Jumat, 13 September 2013

Ciri-ciri Ahlus Sunnah Wal Jamaah

0 komentar

Aqidah Ahlus Sunnah wal Jama'ah memiliki ciri-ciri khusus. Adapun ciri-ciri itu dapat dijelaskan sebagai berikut.

[1] Sumber pengambilannya bersih dan akurat. Hal ini karena aqidah ahlus sunnah wal jama'ah berdasarkan Kitab dan Sunnah serta ijma' para orang-orang shaleh terdahulu, para Salafush Shalih, yang jauh dari keruhnya hawa nafsu dan syubhat.
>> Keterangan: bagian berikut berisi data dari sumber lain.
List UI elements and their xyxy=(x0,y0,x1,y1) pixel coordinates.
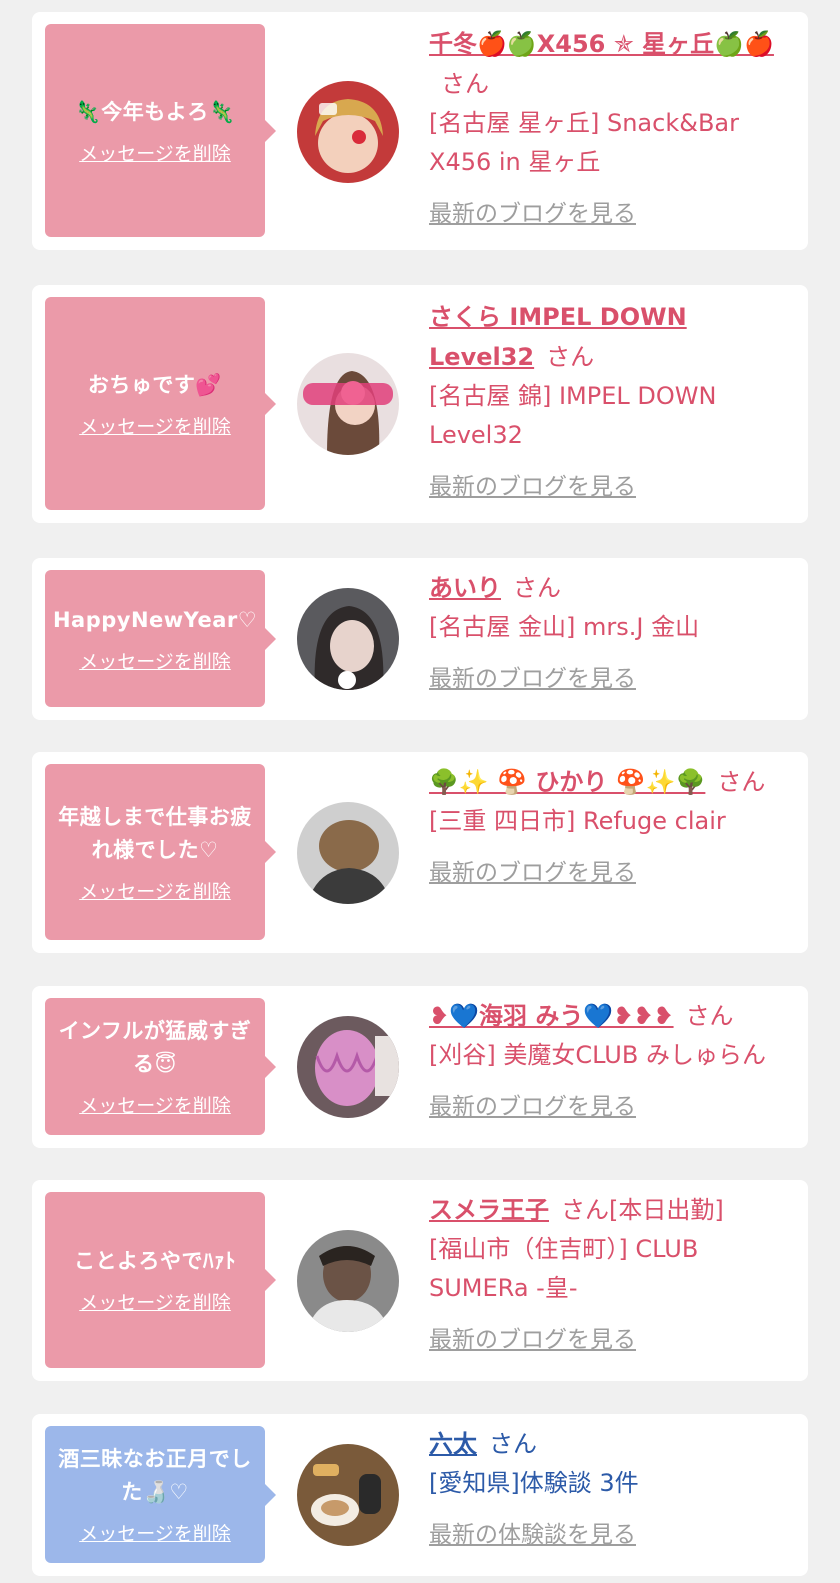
avatar[interactable] xyxy=(297,1230,399,1332)
latest-blog-link[interactable]: 最新のブログを見る xyxy=(429,1320,636,1354)
list-item: インフルが猛威すぎる😇 メッセージを削除 ❥💙海羽 みう💙❥❥❥ さん [刈谷] … xyxy=(32,986,808,1148)
user-info: スメラ王子 さん[本日出勤] [福山市（住吉町）] CLUB SUMERa -皇-… xyxy=(429,1190,794,1354)
latest-experience-link[interactable]: 最新の体験談を見る xyxy=(429,1515,636,1549)
latest-blog-link[interactable]: 最新のブログを見る xyxy=(429,467,636,501)
avatar[interactable] xyxy=(297,81,399,183)
delete-message-link[interactable]: メッセージを削除 xyxy=(79,647,231,674)
avatar-photo-icon xyxy=(297,1444,399,1546)
list-item: 年越しまで仕事お疲れ様でした♡ メッセージを削除 🌳✨ 🍄 ひかり 🍄✨🌳 さん … xyxy=(32,752,808,953)
user-name-link[interactable]: あいり xyxy=(429,574,501,602)
shop-info: [名古屋 星ヶ丘] Snack&Bar X456 in 星ヶ丘 xyxy=(429,109,739,176)
avatar-photo-icon xyxy=(297,588,399,690)
message-bubble: 年越しまで仕事お疲れ様でした♡ メッセージを削除 xyxy=(45,764,276,940)
user-info: 千冬🍎🍏X456 ✯ 星ヶ丘🍏🍎 さん [名古屋 星ヶ丘] Snack&Bar X… xyxy=(429,24,794,228)
user-info: さくら IMPEL DOWN Level32 さん [名古屋 錦] IMPEL D… xyxy=(429,297,794,501)
delete-message-link[interactable]: メッセージを削除 xyxy=(79,412,231,439)
delete-message-link[interactable]: メッセージを削除 xyxy=(79,877,231,904)
list-item: 酒三昧なお正月でした🍶♡ メッセージを削除 六太 さん [愛知県]体験談 3件 最… xyxy=(32,1414,808,1576)
message-text: HappyNewYear♡ xyxy=(52,607,258,632)
delete-message-link[interactable]: メッセージを削除 xyxy=(79,1091,231,1118)
message-bubble: おちゅです💕 メッセージを削除 xyxy=(45,297,276,510)
shop-info: [福山市（住吉町）] CLUB SUMERa -皇- xyxy=(429,1235,699,1302)
latest-blog-link[interactable]: 最新のブログを見る xyxy=(429,659,636,693)
honorific: さん xyxy=(441,70,489,98)
avatar[interactable] xyxy=(297,1444,399,1546)
honorific: さん xyxy=(489,1430,537,1458)
honorific: さん xyxy=(513,574,561,602)
avatar-photo-icon xyxy=(297,1016,399,1118)
delete-message-link[interactable]: メッセージを削除 xyxy=(79,1519,231,1546)
shop-info: [刈谷] 美魔女CLUB みしゅらん xyxy=(429,1041,766,1069)
honorific: さん xyxy=(685,1002,734,1030)
shop-info: [名古屋 錦] IMPEL DOWN Level32 xyxy=(429,382,717,449)
delete-message-link[interactable]: メッセージを削除 xyxy=(79,1288,231,1315)
shop-info: [名古屋 金山] mrs.J 金山 xyxy=(429,613,700,641)
avatar[interactable] xyxy=(297,1016,399,1118)
avatar-photo-icon xyxy=(297,1230,399,1332)
latest-blog-link[interactable]: 最新のブログを見る xyxy=(429,194,636,228)
delete-message-link[interactable]: メッセージを削除 xyxy=(79,139,231,166)
message-text: 年越しまで仕事お疲れ様でした♡ xyxy=(58,804,252,862)
list-item: おちゅです💕 メッセージを削除 さくら IMPEL DOWN Level32 さん… xyxy=(32,285,808,523)
message-text: ことよろやでﾊｧﾄ xyxy=(74,1249,236,1273)
user-name-link[interactable]: 六太 xyxy=(429,1430,477,1458)
honorific: さん[本日出勤] xyxy=(561,1196,724,1224)
message-text: 🦎今年もよろ🦎 xyxy=(74,99,236,124)
message-bubble: 酒三昧なお正月でした🍶♡ メッセージを削除 xyxy=(45,1426,276,1563)
latest-blog-link[interactable]: 最新のブログを見る xyxy=(429,853,636,887)
message-text: インフルが猛威すぎる😇 xyxy=(58,1019,252,1076)
message-bubble: ことよろやでﾊｧﾄ メッセージを削除 xyxy=(45,1192,276,1368)
latest-blog-link[interactable]: 最新のブログを見る xyxy=(429,1087,636,1121)
avatar[interactable] xyxy=(297,353,399,455)
user-name-link[interactable]: 🌳✨ 🍄 ひかり 🍄✨🌳 xyxy=(429,768,705,796)
avatar[interactable] xyxy=(297,802,399,904)
shop-info: [三重 四日市] Refuge clair xyxy=(429,807,726,835)
message-bubble: HappyNewYear♡ メッセージを削除 xyxy=(45,570,276,707)
list-item: 🦎今年もよろ🦎 メッセージを削除 千冬🍎🍏X456 ✯ 星ヶ丘🍏🍎 さん [名古屋… xyxy=(32,12,808,250)
message-bubble: インフルが猛威すぎる😇 メッセージを削除 xyxy=(45,998,276,1135)
list-item: HappyNewYear♡ メッセージを削除 あいり さん [名古屋 金山] mr… xyxy=(32,558,808,720)
message-text: 酒三昧なお正月でした🍶♡ xyxy=(58,1447,252,1504)
list-item: ことよろやでﾊｧﾄ メッセージを削除 スメラ王子 さん[本日出勤] [福山市（住吉… xyxy=(32,1180,808,1381)
user-info: 🌳✨ 🍄 ひかり 🍄✨🌳 さん [三重 四日市] Refuge clair 最新の… xyxy=(429,762,794,887)
user-name-link[interactable]: 千冬🍎🍏X456 ✯ 星ヶ丘🍏🍎 xyxy=(429,30,774,58)
avatar-photo-icon xyxy=(297,353,399,455)
message-text: おちゅです💕 xyxy=(87,372,223,397)
user-name-link[interactable]: ❥💙海羽 みう💙❥❥❥ xyxy=(429,1002,674,1030)
avatar-photo-icon xyxy=(297,802,399,904)
user-info: ❥💙海羽 みう💙❥❥❥ さん [刈谷] 美魔女CLUB みしゅらん 最新のブログを… xyxy=(429,996,794,1121)
avatar-photo-icon xyxy=(297,81,399,183)
user-name-link[interactable]: スメラ王子 xyxy=(429,1196,549,1224)
message-bubble: 🦎今年もよろ🦎 メッセージを削除 xyxy=(45,24,276,237)
avatar[interactable] xyxy=(297,588,399,690)
user-info: 六太 さん [愛知県]体験談 3件 最新の体験談を見る xyxy=(429,1424,794,1549)
shop-info: [愛知県]体験談 3件 xyxy=(429,1469,639,1497)
honorific: さん xyxy=(546,343,595,371)
honorific: さん xyxy=(717,768,766,796)
user-info: あいり さん [名古屋 金山] mrs.J 金山 最新のブログを見る xyxy=(429,568,794,693)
[2] Ia adalah aqidah yang berlandaskan penyerahan total kepada Allah dan Rasul-Nya. Sebab aqidah ini adalah iman kepada sesuatu yang ghaib. Karena itu, beriman kepada yang ghaib merupakan sifat orang-orang mukmin yang paling agung, sehingga Allah memuji mereka : " Kitab (Al-Qur'an) ini tidak ada keraguan padanya ; petunjuk bagi orang yang bertakwa, (yaitu) mereka yang beriman kepada yang ghaib". [Al-Baqarah : 2-3]. Hal itu karena akal tidak mampu mengetahui hal yang ghaib, juga tidak dapat berdiri sendiri dalam memahami syari'at, karena akal itu lemah dan terbatas. Sebagaimana pendengaran, penglihatan dan kekuatan manusia itu terbatas, demikian pula dengan akalnya. Maka beriman kepada yang ghaib dan menyerah sepenuhnya kepada Allah adalah sesuatu yang niscaya.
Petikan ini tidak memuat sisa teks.